We evaluate the 'jump' by estimating the following regression:
$y_{i}=\alpha + \beta X_{i} + \tau D_{i} + \gamma D_{i}X_{i}$
Here, a 'jump' occurs at the cutoff if the parameter $\tau$ is estimated to be significant.
The final parameter to define here is the bandwidth. This determines how many observations to the left and right of the new cutoff are included in the regression.

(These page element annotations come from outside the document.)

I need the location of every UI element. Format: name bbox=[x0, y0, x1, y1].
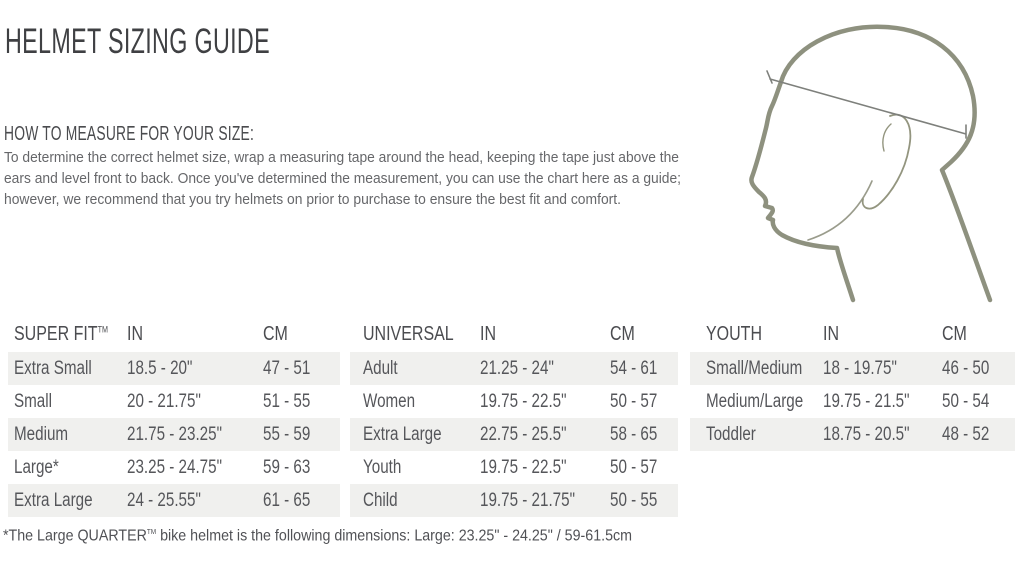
table-row bbox=[350, 385, 678, 418]
table-row bbox=[8, 484, 340, 517]
head-outline bbox=[751, 27, 990, 300]
row-cm-value: 55 - 59 bbox=[263, 423, 311, 445]
size-table-youth bbox=[690, 316, 1015, 451]
row-cm-value: 58 - 65 bbox=[610, 423, 658, 445]
row-in-value: 22.75 - 25.5" bbox=[480, 423, 567, 445]
row-in-value: 21.75 - 23.25" bbox=[127, 423, 222, 445]
row-label: Child bbox=[363, 489, 398, 511]
size-table-universal bbox=[350, 316, 678, 517]
table-row bbox=[350, 484, 678, 517]
row-cm-value: 50 - 54 bbox=[942, 390, 990, 412]
row-in-value: 18 - 19.75" bbox=[823, 357, 897, 379]
size-table-superfit bbox=[8, 316, 340, 517]
row-in-value: 19.75 - 21.5" bbox=[823, 390, 910, 412]
row-cm-value: 48 - 52 bbox=[942, 423, 990, 445]
table-row bbox=[350, 418, 678, 451]
column-header-cm: CM bbox=[942, 322, 967, 345]
row-in-value: 18.5 - 20" bbox=[127, 357, 193, 379]
table-row bbox=[350, 352, 678, 385]
table-name-text: SUPER FIT bbox=[14, 322, 98, 345]
row-in-value: 19.75 - 22.5" bbox=[480, 390, 567, 412]
row-label: Large* bbox=[14, 456, 59, 478]
table-header-row bbox=[8, 316, 340, 352]
row-label: Medium bbox=[14, 423, 69, 445]
row-label: Extra Small bbox=[14, 357, 92, 379]
trademark-symbol: TM bbox=[146, 527, 157, 536]
row-cm-value: 61 - 65 bbox=[263, 489, 311, 511]
row-in-value: 19.75 - 21.75" bbox=[480, 489, 575, 511]
row-cm-value: 51 - 55 bbox=[263, 390, 311, 412]
row-label: Women bbox=[363, 390, 416, 412]
row-in-value: 21.25 - 24" bbox=[480, 357, 554, 379]
table-name bbox=[14, 323, 127, 346]
table-header-row bbox=[350, 316, 678, 352]
paragraph-line-2: ears and level front to back. Once you've determined the measurement, you can use the chart here as a guide; bbox=[4, 171, 681, 187]
paragraph-line-3: however, we recommend that you try helmets on prior to purchase to ensure the best fit and comfort. bbox=[4, 192, 621, 208]
table-name: YOUTH bbox=[706, 322, 762, 345]
how-to-measure-heading bbox=[4, 123, 365, 146]
column-header-cm: CM bbox=[263, 322, 288, 345]
trademark-symbol: TM bbox=[97, 323, 108, 334]
table-row bbox=[350, 451, 678, 484]
row-label: Adult bbox=[363, 357, 398, 379]
table-row bbox=[8, 418, 340, 451]
row-label: Small bbox=[14, 390, 53, 412]
row-label: Toddler bbox=[706, 423, 756, 445]
measuring-tape-line bbox=[767, 71, 966, 138]
ear-inner-line bbox=[883, 124, 891, 151]
row-cm-value: 50 - 55 bbox=[610, 489, 658, 511]
row-cm-value: 59 - 63 bbox=[263, 456, 311, 478]
head-profile-illustration bbox=[742, 16, 994, 308]
row-in-value: 19.75 - 22.5" bbox=[480, 456, 567, 478]
row-label: Medium/Large bbox=[706, 390, 804, 412]
footnote-text: *The Large QUARTER™ bike helmet is the following dimensions: Large: 23.25" - 24.25" / 59-61.5cm bbox=[3, 527, 632, 545]
table-row bbox=[8, 352, 340, 385]
table-header-row bbox=[690, 316, 1015, 352]
table-name: UNIVERSAL bbox=[363, 322, 454, 345]
column-header-in: IN bbox=[480, 322, 496, 345]
row-cm-value: 47 - 51 bbox=[263, 357, 311, 379]
page-title bbox=[5, 22, 403, 62]
row-in-value: 18.75 - 20.5" bbox=[823, 423, 910, 445]
table-row bbox=[690, 418, 1015, 451]
table-row bbox=[8, 451, 340, 484]
footnote bbox=[3, 527, 709, 545]
row-label: Extra Large bbox=[363, 423, 442, 445]
page-title-text: HELMET SIZING GUIDE bbox=[5, 22, 270, 61]
row-cm-value: 46 - 50 bbox=[942, 357, 990, 379]
table-row bbox=[690, 352, 1015, 385]
row-in-value: 24 - 25.55" bbox=[127, 489, 201, 511]
row-cm-value: 50 - 57 bbox=[610, 390, 658, 412]
row-label: Youth bbox=[363, 456, 402, 478]
paragraph-line-1: To determine the correct helmet size, wrap a measuring tape around the head, keeping the tape just above the bbox=[4, 150, 679, 166]
row-in-value: 20 - 21.75" bbox=[127, 390, 201, 412]
table-row bbox=[690, 385, 1015, 418]
row-label: Extra Large bbox=[14, 489, 93, 511]
row-label: Small/Medium bbox=[706, 357, 803, 379]
row-in-value: 23.25 - 24.75" bbox=[127, 456, 222, 478]
how-to-measure-paragraph bbox=[4, 148, 764, 211]
jaw-line bbox=[808, 181, 872, 240]
column-header-in: IN bbox=[823, 322, 839, 345]
table-row bbox=[8, 385, 340, 418]
column-header-in: IN bbox=[127, 322, 143, 345]
how-to-measure-heading-text: HOW TO MEASURE FOR YOUR SIZE: bbox=[4, 123, 254, 145]
row-cm-value: 54 - 61 bbox=[610, 357, 658, 379]
row-cm-value: 50 - 57 bbox=[610, 456, 658, 478]
column-header-cm: CM bbox=[610, 322, 635, 345]
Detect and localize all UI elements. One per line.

Our initial estimates using the *rdd* package choose this value for us and set it at 11.095. For simplicity, we'll just use that value.
```{r}
#placebo tests by hand
placebo.fn<-function(cutpoint,bw){
s=bw/10
s
if(cutpoint<85){
df <- RDD.df[RDD.df$momwais0<85,]
}else{
df <- RDD.df[RDD.df$momwais0<85,]
}
below <- loess(sbiq48~momwais0,data=df[df$momwais0<cutpoint,],span=s,control=loess.control(surface='direct'))
above <- loess(sbiq48~momwais0,data=df[df$momwais0>=cutpoint,],span=s,control=loess.control(surface='direct'))
#summary(below)
p1 <- predict(below,newdata=data.frame(momwais0=cutpoint),se=T)
p2 <- predict(above,newdata=data.frame(momwais0=cutpoint),se=T)
return(data.frame(cutpoint=cutpoint,est_below=p1$fit,est_below_se=p1$se.fit,est_above=p2$fit,est_above_se=p2$se.fit))
}
placebo <- data.frame(rbindlist(lapply(c(75:84),placebo.fn,bw=11.095)))
head(placebo)
```
```{r}
#placebo with local linear regression
#estimation equation is:
# y_i=alpha + beta*(X_i-c) + tau*D_i + gamma*(X_i-c)*D_i
#basically, we add an intercept and slope shifter on either side of the threshold and the
# intercept shifter is the estimate of the local average treatment effect
placebo.fn <- function(h,c){
df <- RDD.df %>%
filter(momwais0<c & dc_trt=='Treatment'|momwais0>=c & dc_trt=='Control') %>%
filter(momwais0>=c-h & momwais0<c+h) %>%
mutate(xi = momwais0-c) %>%
mutate(trt=ifelse(dc_trt=='Control',0,1)) %>%
mutate(xiD = xi*trt)
lm1 <- lm(sbiq48~xi+trt+xiD,data=df)
#summary(lm1)
return(data.frame(point_est=coef(summary(lm1))["trt", "Estimate"],se=coef(summary(lm1))["trt", "Std. Error"],
cut=c))
}
#now by messing with the cutoff we can produce placebo estimates
placebo.df <- data.frame(rbindlist(lapply(c(75,76,77,78,79,80,82,85,87,88,89,90,91,92,93,94,95),
placebo.fn,h=11.09)))
placebo.df <- placebo.df %>% mutate(lower=point_est-(1.96*se),
upper=point_est+(1.96*se))
#plot the placebo estimates with confidence intervals
p<- ggplot(placebo.df, aes(x=cut, y=point_est)) +
geom_point()+
geom_errorbar(aes(ymin=point_est-(1.96*se), ymax=point_est+(1.96*se)), width=.2,
position=position_dodge(0.05)) +
theme_bw()
print(p)
```
This looks a bit different than the 'black box' estimates of placebo tests from the *rdd* package. We'll need to look into why that is.